General solutions are developed for direct current (DC) and alternating current (AC) electroosmotic flows in microfluidic channels with arbitrary cross-sectional geometry and arbitrary distribution of wall charge (zeta potential). The applied AC electric field can also be of arbitrary waveform. By proposing a nondimensional time scale varpi defined as the ratio of the diffusion time of momentum across the electric double-layer thickness to the period of the applied electric field, we demonstrate analytically that the Helmholtz-Smoluchowski electroosmotic velocity is an appropriate slip condition for AC electroosmotic flows in typical microfluidic applications. With this slip condition approach, electroosmotic flows in rectangular and asymmetric trapezoidal microchannels with nonuniform wall charge, as examples, are investigated. The unknown constants in the proposed general solutions are numerically determined with a least-squares method through matching the boundary conditions. We find that the wall charge affects significantly the electroosmotic flow while the channel geometry does not. Moreover, the flow feature is characterized by another nondimensional time scale Omega defined as the ratio of the diffusion time of momentum across the channel hydraulic radius to the period of the applied electric field. The onset of phase shift between AC electroosmotic velocity and applied electric field is also examined analytically.
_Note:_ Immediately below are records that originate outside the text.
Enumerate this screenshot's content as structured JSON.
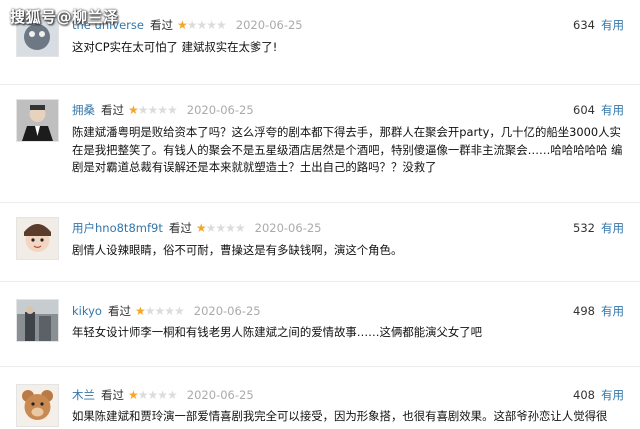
{
  "watermark": "搜狐号@柳兰泽",
  "watched_label": "看过",
  "useful_label": "有用",
  "colors": {
    "link": "#3377aa",
    "star": "#f5a623",
    "date": "#aaaaaa"
  },
  "reviews": [
    {
      "username": "the universe",
      "rating": 1,
      "date": "2020-06-25",
      "votes": "634",
      "content": "这对CP实在太可怕了 建斌叔实在太爹了!",
      "avatar_icon": "cat-avatar"
    },
    {
      "username": "拥桑",
      "rating": 1,
      "date": "2020-06-25",
      "votes": "604",
      "content": "陈建斌潘粤明是败给资本了吗？这么浮夸的剧本都下得去手，那群人在聚会开party，几十亿的船坐3000人实在是我把整笑了。有钱人的聚会不是五星级酒店居然是个酒吧，特别傻逼像一群非主流聚会……哈哈哈哈哈 编剧是对霸道总裁有误解还是本来就就塑造土？土出自己的路吗？？没救了",
      "avatar_icon": "man-in-suit-avatar"
    },
    {
      "username": "用户hno8t8mf9t",
      "rating": 1,
      "date": "2020-06-25",
      "votes": "532",
      "content": "剧情人设辣眼睛，俗不可耐，曹操这是有多缺钱啊，演这个角色。",
      "avatar_icon": "baby-avatar"
    },
    {
      "username": "kikyo",
      "rating": 1,
      "date": "2020-06-25",
      "votes": "498",
      "content": "年轻女设计师李一桐和有钱老男人陈建斌之间的爱情故事……这俩都能演父女了吧",
      "avatar_icon": "photo-avatar"
    },
    {
      "username": "木兰",
      "rating": 1,
      "date": "2020-06-25",
      "votes": "408",
      "content": "如果陈建斌和贾玲演一部爱情喜剧我完全可以接受，因为形象搭，也很有喜剧效果。这部爷孙恋让人觉得很",
      "avatar_icon": "teddy-bear-avatar"
    }
  ]
}
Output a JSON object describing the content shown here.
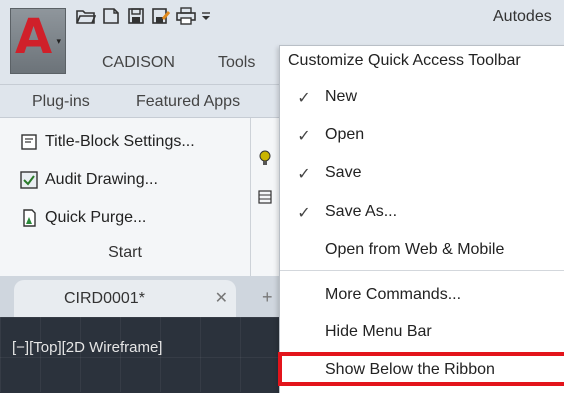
{
  "titlebar": {
    "app_title": "Autodes",
    "qat_icons": [
      "open-folder-icon",
      "new-file-icon",
      "save-icon",
      "save-as-icon",
      "print-icon",
      "customize-dropdown-icon"
    ]
  },
  "app_button": {
    "letter": "A",
    "caret": "▾"
  },
  "tabs": {
    "cadison": "CADISON",
    "tools": "Tools"
  },
  "tabs_row2": {
    "plugins": "Plug-ins",
    "featured": "Featured Apps"
  },
  "ribbon": {
    "items": [
      {
        "label": "Title-Block Settings...",
        "icon": "title-block-icon"
      },
      {
        "label": "Audit Drawing...",
        "icon": "audit-icon"
      },
      {
        "label": "Quick Purge...",
        "icon": "purge-icon"
      }
    ],
    "panel_label": "Start"
  },
  "file_tab": {
    "name": "CIRD0001*",
    "close": "✕",
    "new_tab": "+"
  },
  "viewport": {
    "label": "[−][Top][2D Wireframe]"
  },
  "menu": {
    "header": "Customize Quick Access Toolbar",
    "items": [
      {
        "label": "New",
        "check": "✓"
      },
      {
        "label": "Open",
        "check": "✓"
      },
      {
        "label": "Save",
        "check": "✓"
      },
      {
        "label": "Save As...",
        "check": "✓"
      },
      {
        "label": "Open from Web & Mobile",
        "check": ""
      },
      {
        "label": "More Commands...",
        "check": ""
      },
      {
        "label": "Hide Menu Bar",
        "check": ""
      },
      {
        "label": "Show Below the Ribbon",
        "check": ""
      }
    ]
  },
  "colors": {
    "accent_red": "#e3141b",
    "logo_red": "#d0202a"
  }
}
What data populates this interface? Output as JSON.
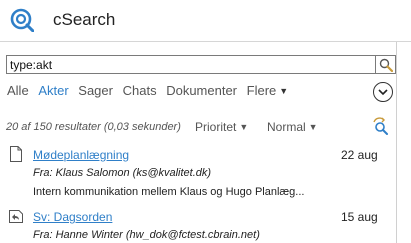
{
  "app": {
    "title": "cSearch"
  },
  "search": {
    "value": "type:akt"
  },
  "tabs": [
    {
      "label": "Alle"
    },
    {
      "label": "Akter"
    },
    {
      "label": "Sager"
    },
    {
      "label": "Chats"
    },
    {
      "label": "Dokumenter"
    },
    {
      "label": "Flere"
    }
  ],
  "results": {
    "info": "20 af 150 resultater (0,03 sekunder)",
    "sort_field": "Prioritet",
    "sort_mode": "Normal"
  },
  "items": [
    {
      "title": "Mødeplanlægning",
      "date": "22 aug",
      "from": "Fra: Klaus Salomon (ks@kvalitet.dk)",
      "snippet": "Intern kommunikation mellem Klaus og Hugo   Planlæg..."
    },
    {
      "title": "Sv: Dagsorden",
      "date": "15 aug",
      "from": "Fra: Hanne Winter (hw_dok@fctest.cbrain.net)"
    }
  ],
  "colors": {
    "accent": "#2f7fc8",
    "text": "#222222",
    "muted": "#555555"
  },
  "icons": {
    "logo": "csearch-logo-icon",
    "search": "search-icon",
    "expand": "chevron-down-circle-icon",
    "refresh": "refresh-search-icon",
    "document": "document-icon",
    "reply": "reply-document-icon"
  }
}
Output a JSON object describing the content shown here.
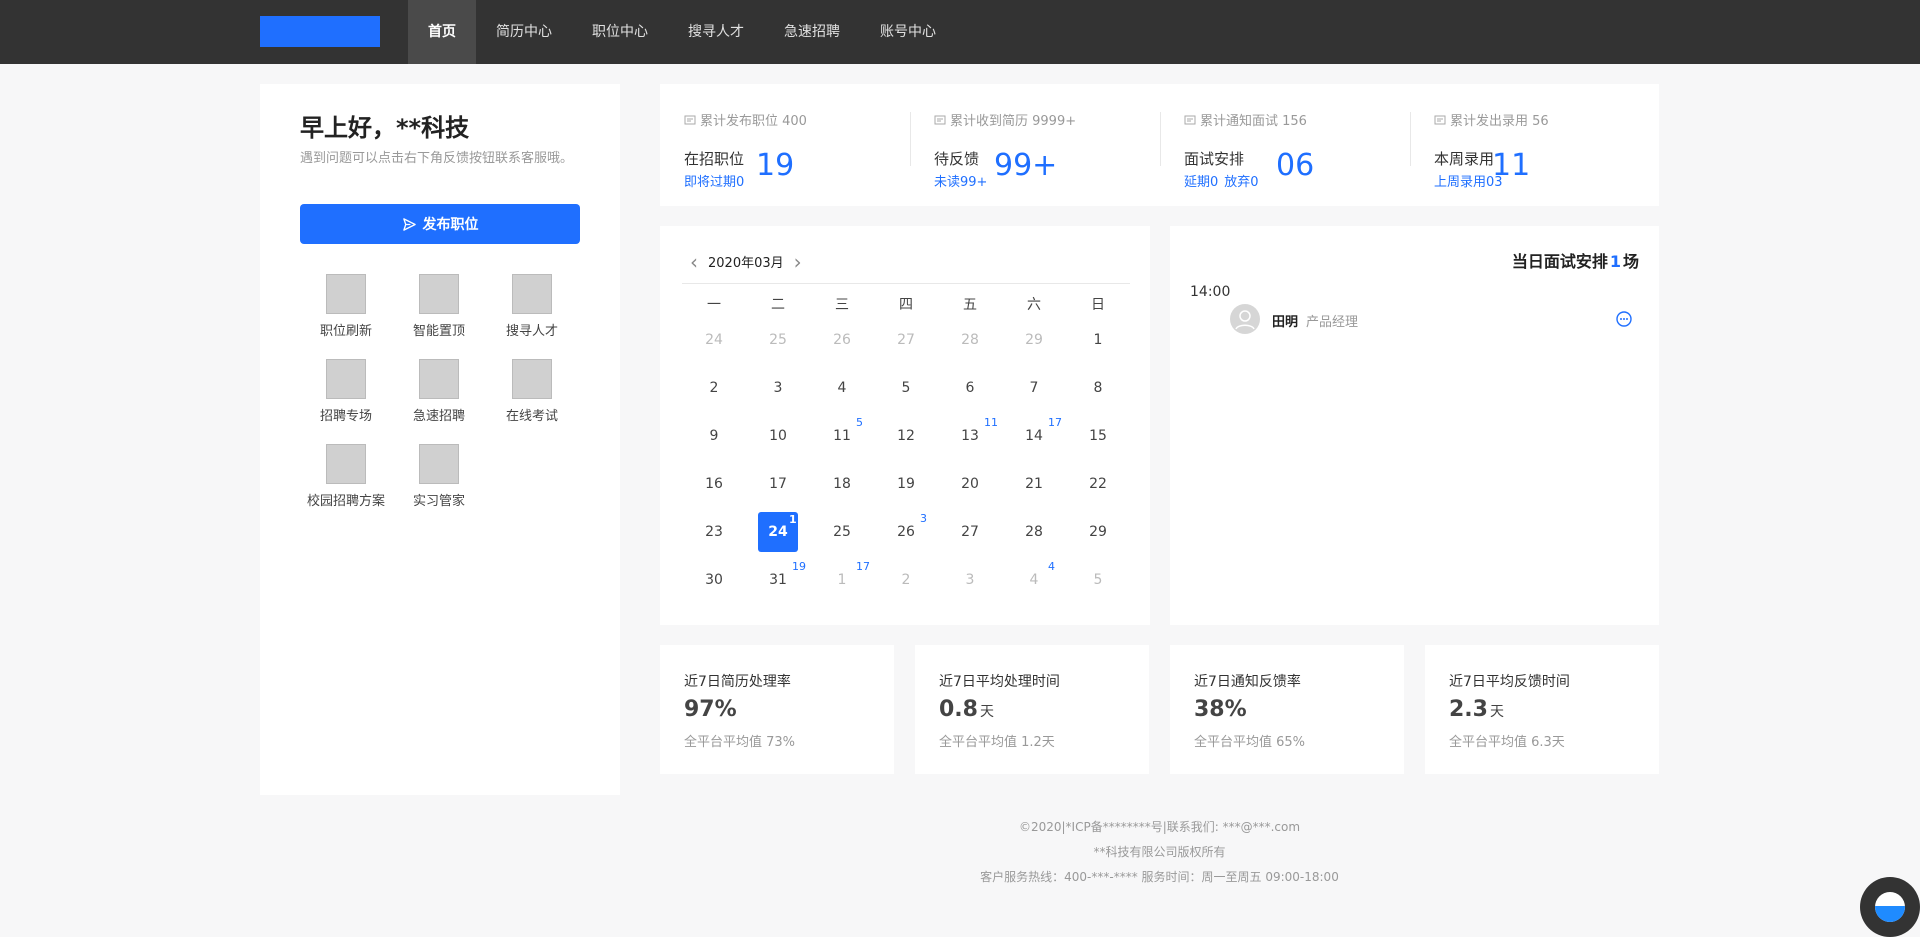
{
  "nav": {
    "items": [
      "首页",
      "简历中心",
      "职位中心",
      "搜寻人才",
      "急速招聘",
      "账号中心"
    ],
    "active_index": 0
  },
  "welcome": {
    "greeting": "早上好，**科技",
    "hint": "遇到问题可以点击右下角反馈按钮联系客服哦。",
    "publish_label": "发布职位"
  },
  "shortcuts": [
    "职位刷新",
    "智能置顶",
    "搜寻人才",
    "招聘专场",
    "急速招聘",
    "在线考试",
    "校园招聘方案",
    "实习管家"
  ],
  "stats": [
    {
      "top": "累计发布职位 400",
      "label": "在招职位",
      "subs": [
        "即将过期0"
      ],
      "value": "19"
    },
    {
      "top": "累计收到简历 9999+",
      "label": "待反馈",
      "subs": [
        "未读99+"
      ],
      "value": "99+"
    },
    {
      "top": "累计通知面试 156",
      "label": "面试安排",
      "subs": [
        "延期0",
        "放弃0"
      ],
      "value": "06"
    },
    {
      "top": "累计发出录用 56",
      "label": "本周录用",
      "subs": [
        "上周录用03"
      ],
      "value": "11"
    }
  ],
  "calendar": {
    "month_label": "2020年03月",
    "weekdays": [
      "一",
      "二",
      "三",
      "四",
      "五",
      "六",
      "日"
    ],
    "selected_day": 24,
    "days": [
      {
        "d": "24",
        "m": true
      },
      {
        "d": "25",
        "m": true
      },
      {
        "d": "26",
        "m": true
      },
      {
        "d": "27",
        "m": true
      },
      {
        "d": "28",
        "m": true
      },
      {
        "d": "29",
        "m": true
      },
      {
        "d": "1"
      },
      {
        "d": "2"
      },
      {
        "d": "3"
      },
      {
        "d": "4"
      },
      {
        "d": "5"
      },
      {
        "d": "6"
      },
      {
        "d": "7"
      },
      {
        "d": "8"
      },
      {
        "d": "9"
      },
      {
        "d": "10"
      },
      {
        "d": "11",
        "c": "5"
      },
      {
        "d": "12"
      },
      {
        "d": "13",
        "c": "11"
      },
      {
        "d": "14",
        "c": "17"
      },
      {
        "d": "15"
      },
      {
        "d": "16"
      },
      {
        "d": "17"
      },
      {
        "d": "18"
      },
      {
        "d": "19"
      },
      {
        "d": "20"
      },
      {
        "d": "21"
      },
      {
        "d": "22"
      },
      {
        "d": "23"
      },
      {
        "d": "24",
        "c": "1",
        "s": true
      },
      {
        "d": "25"
      },
      {
        "d": "26",
        "c": "3"
      },
      {
        "d": "27"
      },
      {
        "d": "28"
      },
      {
        "d": "29"
      },
      {
        "d": "30"
      },
      {
        "d": "31",
        "c": "19"
      },
      {
        "d": "1",
        "m": true,
        "c": "17"
      },
      {
        "d": "2",
        "m": true
      },
      {
        "d": "3",
        "m": true
      },
      {
        "d": "4",
        "m": true,
        "c": "4"
      },
      {
        "d": "5",
        "m": true
      }
    ]
  },
  "schedule": {
    "title_prefix": "当日面试安排",
    "count": "1",
    "title_suffix": "场",
    "time": "14:00",
    "name": "田明",
    "role": "产品经理"
  },
  "metrics": [
    {
      "title": "近7日简历处理率",
      "value": "97%",
      "unit": "",
      "avg": "全平台平均值 73%"
    },
    {
      "title": "近7日平均处理时间",
      "value": "0.8",
      "unit": "天",
      "avg": "全平台平均值 1.2天"
    },
    {
      "title": "近7日通知反馈率",
      "value": "38%",
      "unit": "",
      "avg": "全平台平均值 65%"
    },
    {
      "title": "近7日平均反馈时间",
      "value": "2.3",
      "unit": "天",
      "avg": "全平台平均值 6.3天"
    }
  ],
  "footer": {
    "line1": "©2020|*ICP备********号|联系我们: ***@***.com",
    "line2": "**科技有限公司版权所有",
    "line3": "客户服务热线：400-***-**** 服务时间：周一至周五 09:00-18:00"
  },
  "colors": {
    "accent": "#1f6fff",
    "topbar": "#333333"
  }
}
针对具有任意横截面几何形状和任意壁电荷(zeta 电位)分布的微流控通道中的直流(DC)和交流(AC)电渗流,开发了通用解。所施加的交流电场也可以是任意波形。通过提出一个无量纲时间尺度 varpi,其定义为动量在双电层厚度上的扩散时间与所施加电场周期的比值,我们通过分析证明,在典型的微流控应用中,亥姆霍兹 - 斯莫卢霍夫斯基电渗速度是交流电渗流的合适滑移条件。采用这种滑移条件方法,以具有不均匀壁电荷的矩形和不对称梯形微通道中的电渗流为例进行了研究。通过匹配边界条件,用最小二乘法数值确定了所提出的通用解中的未知常数。我们发现壁电荷对电渗流有显著影响,而通道几何形状则没有。此外,流动特性由另一个无量纲时间尺度 Omega 表征,其定义为动量在通道水力半径上的扩散时间与所施加电场周期的比值。还对交流电渗速度与所施加电场之间的相移起始进行了分析研究。